Extension Can-Do

When you reach for that can of cranberry sauce or pumpkin pie filling this Thanksgiving, take a moment to thank Extension. Home canning is one of Extension’s first success stories in Florida, leading to both 4-H Youth Development and UF/IFAS’ Department of Family, Youth and Community Sciences.

In 1908, Agnes Ellen Harris, head of the Department of Home Economics at Florida State College for Women (now FSU), began giving home demonstration courses to promote the health and economic benefits of canning fruits and vegetables. Home canning–a relatively new practice at the time–allowed rural families to extend the shelf-life and nutritional value of their harvests, as well as giving them a greater stake in marketing and distributing their produce. The canning courses were so well attended that Harris began establishing ‘tomato clubs,’ organized through public schools around the state.

Tomato canning club demonstration on the UF Campus, 1912. Smathers Archives.

In the tomato clubs, young women ages 10-18 would learn to plant 1/10 of an acre plot with tomato seeds, grow the tomatoes, can them in sterilized glass or steel containers, and sell whatever couldn’t fit on their pantry shelves. Tomatoes were chosen because they were easy to grow, could be processed in the home kitchen, and were a good source of nutrition. Many of the girls found in the tomato clubs a chance for personal and economic independence, and by 1912, Harris had enrolled over 500 girls in 11 Florida counties.
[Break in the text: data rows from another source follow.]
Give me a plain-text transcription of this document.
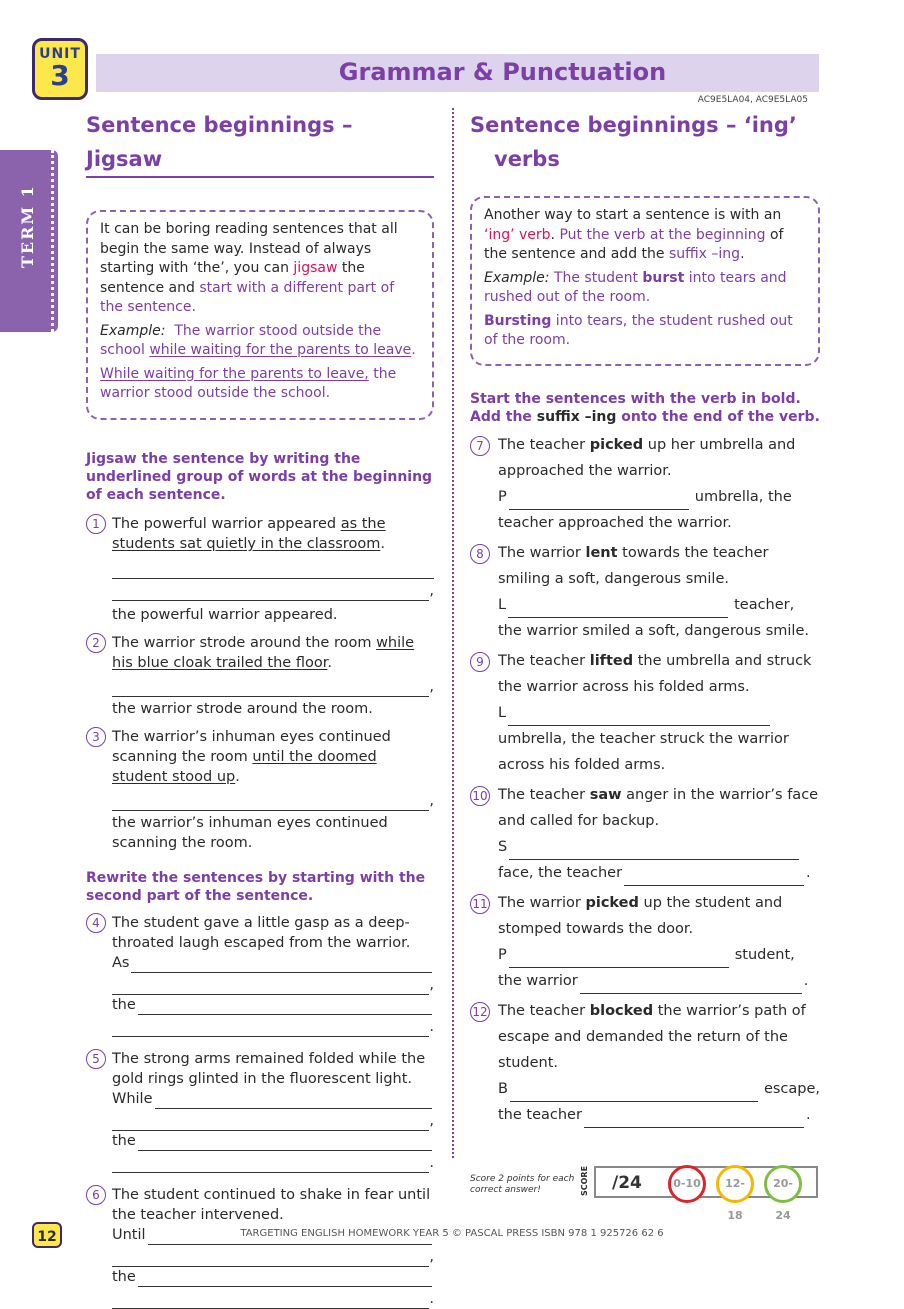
UNIT
3	Grammar & Punctuation
AC9E5LA04, AC9E5LA05
TERM 1
Sentence beginnings – Jigsaw

It can be boring reading sentences that all begin the same way. Instead of always starting with ‘the’, you can jigsaw the sentence and start with a different part of the sentence.

Example: The warrior stood outside the school while waiting for the parents to leave.

While waiting for the parents to leave, the warrior stood outside the school.

Jigsaw the sentence by writing the underlined group of words at the beginning of each sentence.
1 The powerful warrior appeared as the students sat quietly in the classroom.
,
the powerful warrior appeared.
2 The warrior strode around the room while his blue cloak trailed the floor.
,
the warrior strode around the room.
3 The warrior’s inhuman eyes continued scanning the room until the doomed student stood up.
,
the warrior’s inhuman eyes continued scanning the room.
Rewrite the sentences by starting with the second part of the sentence.
4 The student gave a little gasp as a deep-throated laugh escaped from the warrior.
As
,
the
.
5 The strong arms remained folded while the gold rings glinted in the fluorescent light.
While
,
the
.
6 The student continued to shake in fear until the teacher intervened.
Until
,
the
.
Sentence beginnings – ‘ing’
verbs

Another way to start a sentence is with an ‘ing’ verb. Put the verb at the beginning of the sentence and add the suffix –ing.

Example: The student burst into tears and rushed out of the room.

Bursting into tears, the student rushed out of the room.

Start the sentences with the verb in bold. Add the suffix –ing onto the end of the verb.
7 The teacher picked up her umbrella and approached the warrior.
P	umbrella, the
teacher approached the warrior.
8 The warrior lent towards the teacher smiling a soft, dangerous smile.
L	teacher,
the warrior smiled a soft, dangerous smile.
9 The teacher lifted the umbrella and struck the warrior across his folded arms.
L
umbrella, the teacher struck the warrior across his folded arms.
10 The teacher saw anger in the warrior’s face and called for backup.
S
face, the teacher	.
11 The warrior picked up the student and stomped towards the door.
P	student,
the warrior	.
12 The teacher blocked the warrior’s path of escape and demanded the return of the student.
B	escape,
the teacher	.
Score 2 points for each correct answer!	SCORE /24	0-10	12-18
20-24
12	TARGETING ENGLISH HOMEWORK YEAR 5 © PASCAL PRESS ISBN 978 1 925726 62 6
Supported by local businesses and civic organizations such as the Florida Federation of Women’s Clubs, 12 demonstration agents were hired seasonally to organize the clubs and demonstrate growing and canning techniques. Tomato clubs became a part of Florida Extension with the state’s adoption of the Smith-Lever Act in 1915, and federal funds allowed Harris to hire full-time agents, who formed the Home Demonstration component of Extension.

After 1915, home demonstration agents still conducted the tomato clubs, but their mission had now extended to whole families, teaching them the basics of canning fruits, vegetables, milk, meats and fish, as well as sewing, nutrition, food preparation, home improvement and personal finance. Agents travelled by train, buggy, horseback and rowboat to reach rural communities around the state. In 1922, the first school lunch programs in the state were organized by home demonstration agents in Orange and Osceola Counties. During the Depression, home demonstration agents helped rural families survive through bank failures, crop losses and devastating storms. Extension home demonstration continued to expand throughout the century; ultimately it lead to the establishment of the Department of Extension Home Economics, which would eventually ally with what we know today as UF’s Department of Family, Youth and Community Sciences.

Canning pantry, ca. 1939. Smathers Archives.

Canning is still an important part of UF/IFAS Extension, with modern canning centers established in many areas across the state giving lessons in safe and economical food preservation.

Meanwhile, the Tomato Clubs, together with Corn Clubs for boys, continued to grow in popularity until in 1924 they were officially recognized as 4-H Clubs. Today, 4-H is the nation’s largest youth development organization, serving over 6 million young people.

And to think, it all came out of a can.